It wasn't particularly cold today. In fact, it was unseasonably warm today. But for some reason, on my drive home, I was craving chili. I didn't have all the ingredients on hand for my Quinoa Chili but I did have enough ingredients to think up a new recipe. I've been meaning to find a recipe for a White Bean Chili for a while and so today, I decided to cook something up with what I had at home ... and for a first attempt, it came out really good.

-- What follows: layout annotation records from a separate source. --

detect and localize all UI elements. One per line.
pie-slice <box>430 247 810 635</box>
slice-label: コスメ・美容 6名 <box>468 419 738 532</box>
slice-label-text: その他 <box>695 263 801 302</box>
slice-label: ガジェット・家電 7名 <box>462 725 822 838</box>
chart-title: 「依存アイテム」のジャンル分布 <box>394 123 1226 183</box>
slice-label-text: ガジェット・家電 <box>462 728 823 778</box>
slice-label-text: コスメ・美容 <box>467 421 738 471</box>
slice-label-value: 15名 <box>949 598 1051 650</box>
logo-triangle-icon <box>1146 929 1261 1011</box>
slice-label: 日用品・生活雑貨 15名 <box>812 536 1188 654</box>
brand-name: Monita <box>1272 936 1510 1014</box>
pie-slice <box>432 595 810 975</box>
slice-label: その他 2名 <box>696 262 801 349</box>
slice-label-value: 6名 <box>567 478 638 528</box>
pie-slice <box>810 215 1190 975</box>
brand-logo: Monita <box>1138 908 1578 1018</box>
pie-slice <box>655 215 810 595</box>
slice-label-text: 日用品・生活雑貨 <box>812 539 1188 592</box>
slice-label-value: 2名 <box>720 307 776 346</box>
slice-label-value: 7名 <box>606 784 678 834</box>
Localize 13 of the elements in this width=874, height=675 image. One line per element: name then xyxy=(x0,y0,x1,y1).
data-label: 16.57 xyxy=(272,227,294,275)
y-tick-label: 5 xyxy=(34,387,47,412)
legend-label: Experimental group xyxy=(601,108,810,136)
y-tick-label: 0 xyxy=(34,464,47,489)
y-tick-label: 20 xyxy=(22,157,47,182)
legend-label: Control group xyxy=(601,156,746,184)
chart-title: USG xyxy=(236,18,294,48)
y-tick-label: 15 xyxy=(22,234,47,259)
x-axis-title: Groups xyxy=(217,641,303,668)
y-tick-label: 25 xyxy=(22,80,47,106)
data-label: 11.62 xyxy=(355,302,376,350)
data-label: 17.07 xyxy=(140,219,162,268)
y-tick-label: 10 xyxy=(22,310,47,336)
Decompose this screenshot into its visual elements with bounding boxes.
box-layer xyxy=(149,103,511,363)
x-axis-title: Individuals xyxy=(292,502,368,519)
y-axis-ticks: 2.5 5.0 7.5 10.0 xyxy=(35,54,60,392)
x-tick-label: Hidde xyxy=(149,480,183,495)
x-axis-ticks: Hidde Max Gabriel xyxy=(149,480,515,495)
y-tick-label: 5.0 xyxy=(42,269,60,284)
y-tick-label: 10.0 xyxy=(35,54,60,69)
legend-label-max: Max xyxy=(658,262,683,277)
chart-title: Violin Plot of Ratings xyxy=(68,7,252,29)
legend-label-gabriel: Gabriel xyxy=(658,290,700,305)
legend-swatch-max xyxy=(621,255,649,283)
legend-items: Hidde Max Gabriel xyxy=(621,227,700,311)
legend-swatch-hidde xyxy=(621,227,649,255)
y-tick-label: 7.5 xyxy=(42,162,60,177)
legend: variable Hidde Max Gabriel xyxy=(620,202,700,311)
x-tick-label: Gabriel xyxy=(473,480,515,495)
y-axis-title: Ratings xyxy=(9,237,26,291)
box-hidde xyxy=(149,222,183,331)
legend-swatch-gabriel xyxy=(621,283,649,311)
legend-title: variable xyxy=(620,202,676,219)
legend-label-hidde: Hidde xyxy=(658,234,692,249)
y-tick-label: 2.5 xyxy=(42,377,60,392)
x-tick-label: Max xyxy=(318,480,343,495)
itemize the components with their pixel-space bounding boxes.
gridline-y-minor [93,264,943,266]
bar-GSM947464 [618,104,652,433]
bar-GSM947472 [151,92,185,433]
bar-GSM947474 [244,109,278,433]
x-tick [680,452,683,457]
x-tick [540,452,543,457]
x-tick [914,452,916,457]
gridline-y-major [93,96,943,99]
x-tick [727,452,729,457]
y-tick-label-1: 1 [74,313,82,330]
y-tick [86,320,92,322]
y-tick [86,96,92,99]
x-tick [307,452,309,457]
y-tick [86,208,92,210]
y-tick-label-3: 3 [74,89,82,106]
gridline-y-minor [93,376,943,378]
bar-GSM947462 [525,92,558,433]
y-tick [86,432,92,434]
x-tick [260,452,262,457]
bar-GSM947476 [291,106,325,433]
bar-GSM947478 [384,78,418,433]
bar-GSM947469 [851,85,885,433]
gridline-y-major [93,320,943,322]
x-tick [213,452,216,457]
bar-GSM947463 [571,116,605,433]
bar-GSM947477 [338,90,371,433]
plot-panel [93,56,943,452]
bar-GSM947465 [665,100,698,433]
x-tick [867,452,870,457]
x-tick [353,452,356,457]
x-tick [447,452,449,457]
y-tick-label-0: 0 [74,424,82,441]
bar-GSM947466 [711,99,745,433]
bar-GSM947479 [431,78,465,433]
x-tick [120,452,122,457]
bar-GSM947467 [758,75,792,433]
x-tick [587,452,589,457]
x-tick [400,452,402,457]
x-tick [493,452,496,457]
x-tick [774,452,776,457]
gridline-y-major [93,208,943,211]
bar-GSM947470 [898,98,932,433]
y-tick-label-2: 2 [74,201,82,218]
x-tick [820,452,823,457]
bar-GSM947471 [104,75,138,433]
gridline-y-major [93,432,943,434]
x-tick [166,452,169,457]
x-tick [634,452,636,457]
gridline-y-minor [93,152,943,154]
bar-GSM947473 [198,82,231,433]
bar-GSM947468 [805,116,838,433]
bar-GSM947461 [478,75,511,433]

Tony loved it enough that he wants to take leftovers for lunch :)
Prep Time: 20-25 min
Chunky White Bean Chili |
Ingredients (4 Servings):
- 1 cup white Quinoa, rinsed and drained
- 2 x 15oz cans of Butter Beans, drained and rinsed
- 2 Russet Potatoes, diced
- 3 tbsp Dried Minced Onions (or a medium white onion, diced)
- 1 tbsp Minced Garlic
- 2 tbsp Dried Cilantro
- 6 cups of Water or Home-made Vegetable Broth
- 2 cubes Knorr Vegetarian Vegetable Bouillon
- Salt & Pepper, to taste
Directions:
Bring water or broth to boil in a deep pot. Add all ingredients, bring to a boil and simmer for 15-20 min until potatoes are tender and the Quinoa releases its germ rings. Taste test for salt/pepper. Serve simmering hot!!
Non-Chunky :) White Bean Chili, with extra broth, if you like it soupy! |
Nutrition Facts (Per Serving)*: Calories 440 (Fat Calories 36)
* Nutrition facts are provided for the water option as vegetable broth calorie content can vary.